Power Spectrum Sensitivity Analysis of the Global Mean Surface Temperature Fluctuations Simulated in a Two-Box Stochastic Energy Balance Model

Climate models used in theoretical studies and the long-term projections of climate change should be able to reproduce essential features of the Earth’s climate system including natural global scale variability on timescales from years to decades. It is notable then, that models simulate a very wide range in unforced “natural” variability, for example showing a 2 ½ fold range in standard deviation of decadal surface temperature. The global mean surface temperature (GMST) temporal fluctuations used as one of the main indicators of climate variability are usefully characterized by their power spectral density, which represents the distribution of temperature variance in the frequency domain.
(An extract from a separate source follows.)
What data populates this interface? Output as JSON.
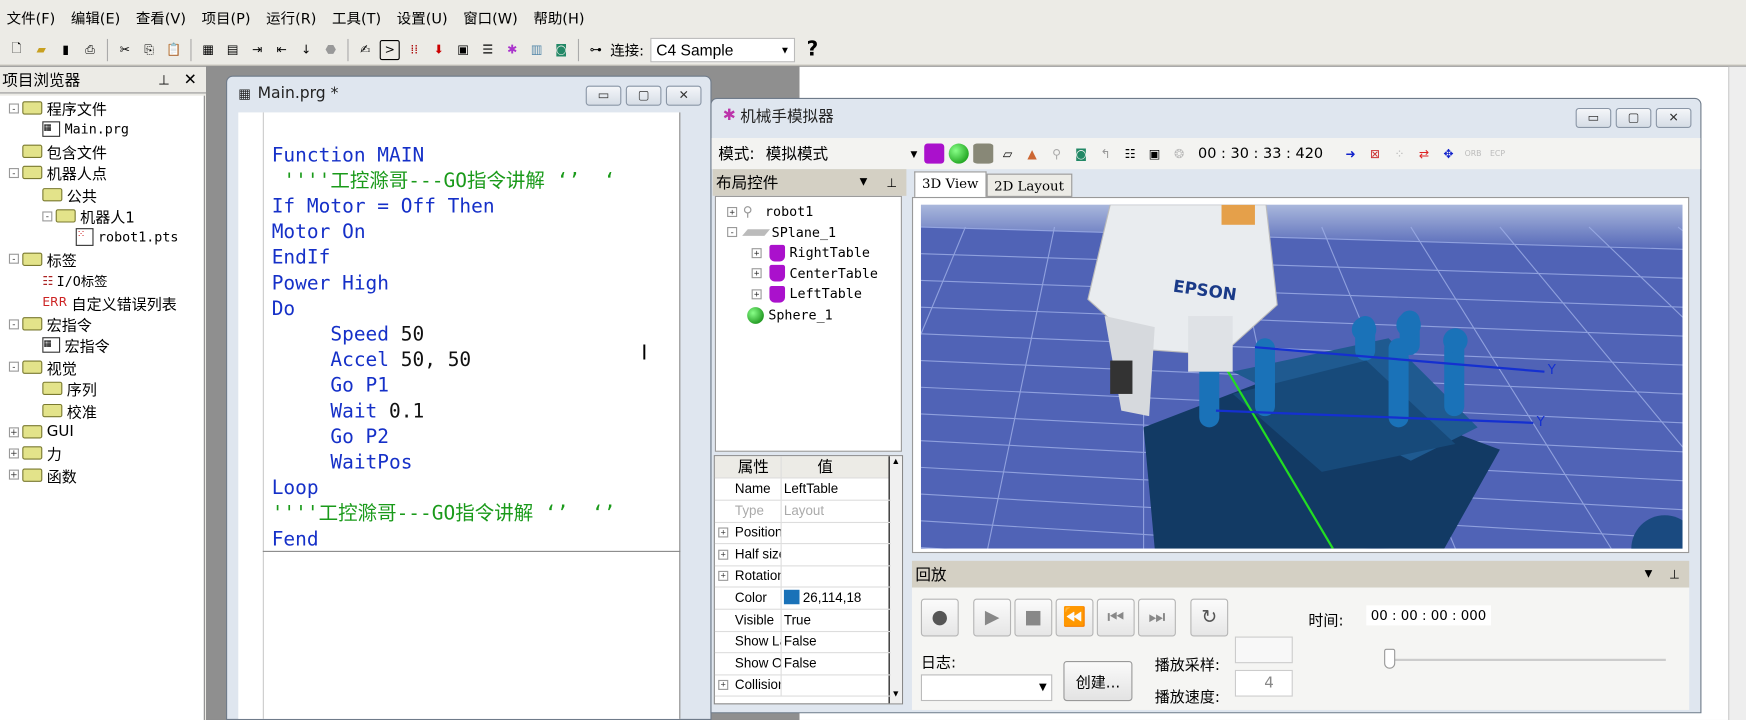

We applied a randomly-forced two-box energy balance model (EBM) with parameters that correspond to the Coupled Model Intercomparison Project Phase 5 (CMIP5) models to estimate the influence of such crucial aspects of the climate system as feedbacks, thermal inertia and deep ocean heat uptake on the power spectra of the GMST fluctuations (climate variability). These sensitivities can provide clues to allow us to better understand the reasons for the very wide range of climate variability derived from CMIP5 models. It is found that the influence of variations (uncertainties) in the EBM parameters on power spectra of the GMST fluctuations strongly depends on periods (frequencies) of these fluctuations. In particular, it was identified that the effect of variations in the feedback parameter significantly increases with increasing periods of GMST oscillations, while the influence of uncertainties in the climate thermal inertia parameter (effective heat capacity of the “atmosphere-mixed ocean layer” system) demonstrates the opposite behaviour. Variations in the deep-ocean heat uptake parameter tangibly affect GMST fluctuations on decadal and inter-decadal time scales. Meanwhile the uncertainty in the deep-ocean heat capacity parameter is minor for GMST fluctuations over all time scales.